If you were like me as a kid at Awanas or VBS, as soon as the Bible verse memory challenge happened, you were skimming God’s word to find the shortest bible verse to be able to memorize quickly. Of course, many of you know the shortest verse is John 11:35 saying, “Jesus wept.”
In the context of this verse, Jesus was in the city of Bethany where Mary & Martha were weeping over the death of their brother and his best friend, Lazarus. However, something really stood out of me about this verse. When Jesus returned to the news that Lazarus was dead and had been in the tomb for 4 days, he was told by both Mary & Martha at different times that if he were there, he wouldn’t have died. Of course, this isn’t theologically accurate because the reality is that just Jesus was around didn’t mean death, pain, or adversity didn’t exist. In fact, that’s where he spent a lot of his time were places filled with those circumstances.
Now He does have the ability to remove those things and heal people, but He moves in his own way with different people. The thing that stood out to me is that Jesus didn’t focus on correcting their theology, he sat in their pain with them and chose to weep. The reality of the situation was that Jesus knew that he would die and that he would raise Lazarus from the dead shortly after, but chose to empathize and feel Mary and Martha’s pain with them.
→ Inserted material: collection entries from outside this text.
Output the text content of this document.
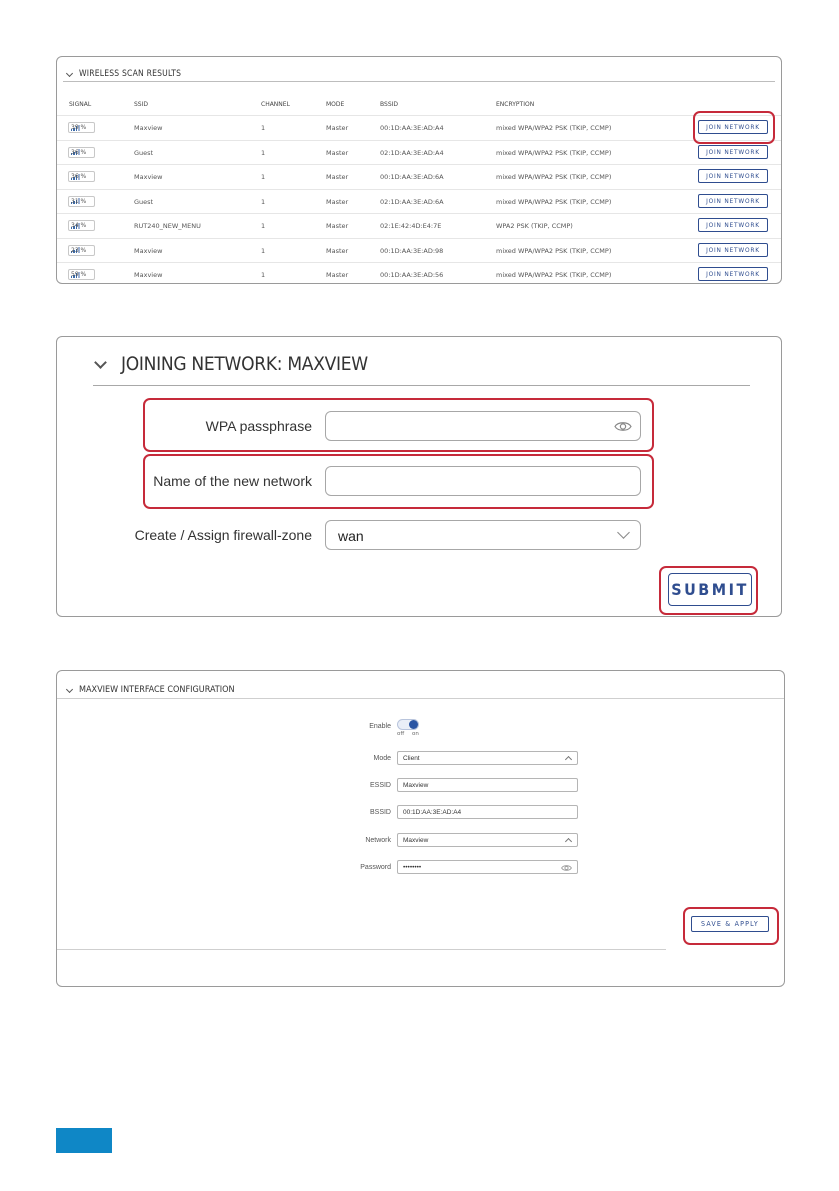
WIRELESS SCAN RESULTS
SIGNAL	SSID	CHANNEL	MODE	BSSID	ENCRYPTION
39 %	Maxview	1	Master	00:1D:AA:3E:AD:A4	mixed WPA/WPA2 PSK (TKIP, CCMP)	JOIN NETWORK
36 %	Guest	1	Master	02:1D:AA:3E:AD:A4	mixed WPA/WPA2 PSK (TKIP, CCMP)	JOIN NETWORK
36 %	Maxview	1	Master	00:1D:AA:3E:AD:6A	mixed WPA/WPA2 PSK (TKIP, CCMP)	JOIN NETWORK
31 %	Guest	1	Master	02:1D:AA:3E:AD:6A	mixed WPA/WPA2 PSK (TKIP, CCMP)	JOIN NETWORK
34 %	RUT240_NEW_MENU	1	Master	02:1E:42:4D:E4:7E	WPA2 PSK (TKIP, CCMP)	JOIN NETWORK
23 %	Maxview	1	Master	00:1D:AA:3E:AD:98	mixed WPA/WPA2 PSK (TKIP, CCMP)	JOIN NETWORK
59 %	Maxview	1	Master	00:1D:AA:3E:AD:56	mixed WPA/WPA2 PSK (TKIP, CCMP)	JOIN NETWORK
JOINING NETWORK: MAXVIEW
WPA passphrase
Name of the new network
Create / Assign firewall-zone wan
SUBMIT
MAXVIEW INTERFACE CONFIGURATION
Enable
off on
Mode Client
ESSID Maxview
BSSID 00:1D:AA:3E:AD:A4
Network Maxview
Password ••••••••
SAVE & APPLY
What is powerful about this story is that Jesus cried even though He knew Lazarus was dead before He got the news. He cried even though He knew that Lazarus would be alive in just a few moments. He cried even though He knew death would not be here forever and even though He knew eternity and the Kingdom better than anyone else ever could. Jesus wept because this world is full of pain, regret, loss, depression, and devastation. He wept because knowing the end of the story doesn’t mean you can’t cry at the sad parts.
Being compassionate and empathetic with people is not about being right or correcting emotions. It’s about entering in a burdensome place with people and choosing to bear it with them to help them through it.